When I booked the tickets with reserve seats, I was unsure as to whether we had to change in Bohumin, Czech Republic. There appeared to be a 30 minute wait in Bohumin and one website suggested we change train as it continued to Prague but another sold it me as a direct route. Either way, 30 minutes would be ample to figure it out and I wasn’t about to miss out on the early bird price of 93 PLN (about £17.50) while I dilly dallied. A truly amazing price for both us to travel about 350 miles.
On the day, things were equally confusing. We arrived at the correct platform for the 10:47 to Prague/Budapest. This baffled me as they are in two very different directions from Krakow and I was getting rather nervous.
We set about finding our seats. Once we found them, after sitting in the wrong carriage, we found someone doing the same by sitting in ours. After a brief interchange, I asked the guard and she explained that they were, indeed, our seats and that these three carriages were going to Budapest (via Bratislava) and the other three were going to Prague. Confusion over, the train would split in half at Bohumin and everyone would have a direct journey. Phenomenal by any standard.
We had the most pleasant journey possible due to the conversation from four travellers on the opposite table. A Danish couple headed to Budapest, a French translator meeting friends in Bratislava and a Ukrainian woman headed home with suitcases full of things she can’t get due to the war. As always, the English spoken was exceptional and really drew attention to the lack of languages spoken by the English. I blame the Americans for spreading English around the world through film, TV and music but I’m grateful for it.

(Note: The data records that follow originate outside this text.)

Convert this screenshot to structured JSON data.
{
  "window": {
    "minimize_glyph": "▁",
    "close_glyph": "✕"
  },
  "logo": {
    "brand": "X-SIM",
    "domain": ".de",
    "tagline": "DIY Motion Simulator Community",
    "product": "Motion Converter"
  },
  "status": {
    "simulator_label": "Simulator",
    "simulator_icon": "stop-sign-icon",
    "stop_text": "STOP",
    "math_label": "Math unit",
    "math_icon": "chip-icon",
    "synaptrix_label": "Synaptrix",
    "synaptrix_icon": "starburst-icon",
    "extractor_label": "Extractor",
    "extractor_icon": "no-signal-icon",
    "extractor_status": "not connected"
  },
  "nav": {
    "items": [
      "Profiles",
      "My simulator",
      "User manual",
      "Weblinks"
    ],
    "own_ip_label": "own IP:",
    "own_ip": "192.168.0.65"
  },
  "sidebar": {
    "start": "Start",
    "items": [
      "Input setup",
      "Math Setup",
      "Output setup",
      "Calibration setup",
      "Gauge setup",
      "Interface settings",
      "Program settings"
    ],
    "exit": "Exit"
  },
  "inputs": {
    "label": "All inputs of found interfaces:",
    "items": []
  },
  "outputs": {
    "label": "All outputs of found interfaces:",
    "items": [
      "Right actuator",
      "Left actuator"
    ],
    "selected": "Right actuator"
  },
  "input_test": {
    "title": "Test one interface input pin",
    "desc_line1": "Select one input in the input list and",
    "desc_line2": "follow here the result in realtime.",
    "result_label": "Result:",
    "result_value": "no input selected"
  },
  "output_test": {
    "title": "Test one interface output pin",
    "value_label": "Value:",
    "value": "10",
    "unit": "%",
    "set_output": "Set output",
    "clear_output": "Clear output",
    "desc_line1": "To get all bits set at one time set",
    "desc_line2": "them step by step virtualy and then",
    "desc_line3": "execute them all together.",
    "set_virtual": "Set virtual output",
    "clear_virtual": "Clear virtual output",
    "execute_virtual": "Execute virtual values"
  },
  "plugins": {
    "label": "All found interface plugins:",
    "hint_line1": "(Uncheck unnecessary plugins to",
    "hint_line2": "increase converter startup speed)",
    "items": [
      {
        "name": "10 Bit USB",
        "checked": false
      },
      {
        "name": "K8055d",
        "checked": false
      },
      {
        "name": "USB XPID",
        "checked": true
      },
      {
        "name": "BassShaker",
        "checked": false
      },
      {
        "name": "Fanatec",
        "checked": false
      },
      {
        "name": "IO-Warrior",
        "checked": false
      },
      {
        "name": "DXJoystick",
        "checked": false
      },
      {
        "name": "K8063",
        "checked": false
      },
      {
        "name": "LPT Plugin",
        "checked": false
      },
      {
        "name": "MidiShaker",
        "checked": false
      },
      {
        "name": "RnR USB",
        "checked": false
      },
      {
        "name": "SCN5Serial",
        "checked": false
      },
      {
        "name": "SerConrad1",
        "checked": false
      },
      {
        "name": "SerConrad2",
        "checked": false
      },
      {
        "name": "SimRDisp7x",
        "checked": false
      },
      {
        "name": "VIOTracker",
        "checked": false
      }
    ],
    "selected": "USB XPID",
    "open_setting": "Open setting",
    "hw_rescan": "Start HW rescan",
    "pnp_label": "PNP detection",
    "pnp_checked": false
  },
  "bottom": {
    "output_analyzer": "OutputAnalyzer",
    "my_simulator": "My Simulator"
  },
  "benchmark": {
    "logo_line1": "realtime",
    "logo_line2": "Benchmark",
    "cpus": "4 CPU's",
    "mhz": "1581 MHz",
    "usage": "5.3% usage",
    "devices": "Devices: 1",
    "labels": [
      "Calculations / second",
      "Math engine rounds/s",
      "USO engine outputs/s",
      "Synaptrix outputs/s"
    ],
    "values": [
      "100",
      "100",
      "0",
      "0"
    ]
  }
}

Bohumin arrived in what felt like next to no time and Mark headed off the train in search of supplies as the dining car was not operating. He returned with cold drinks and snacks but I needed tea so headed to the little bistro on the main concourse. As I was paying for our tea and coffee, my phone began to ring. It was Mark telling me not to panic but the train had split in half and was now on platform three, not where I had left in on platform one. Me, the French girl, Judy and the Danish girl headed back towards the platforms and stopped to check to board. We were leaving in ten minutes from platform four. The phone rang again! It was Mark, again telling me not to panic but the train had left me. I thought he was teasing me and I confidently told him I had ten minutes yet but then the Danish girl’s phone rang and she was also informed that we had been left behind. They were half a mile down the track! I felt sick! Mark informed me that he would get off at the next stop and make his way back for me just in time for the train to slow and come back to platform four! Crisis over but for a few minutes, we sincerely thought I been left in the Czech Republic! We laughed a lot when I boarded the train as this is exactly the kind of adventure I was looking for! Two hours later and we were in Bratislava so we bid farewell to our fellow passengers and laughed again about our ordeal.
You can’t get rid of me that easily, Mark!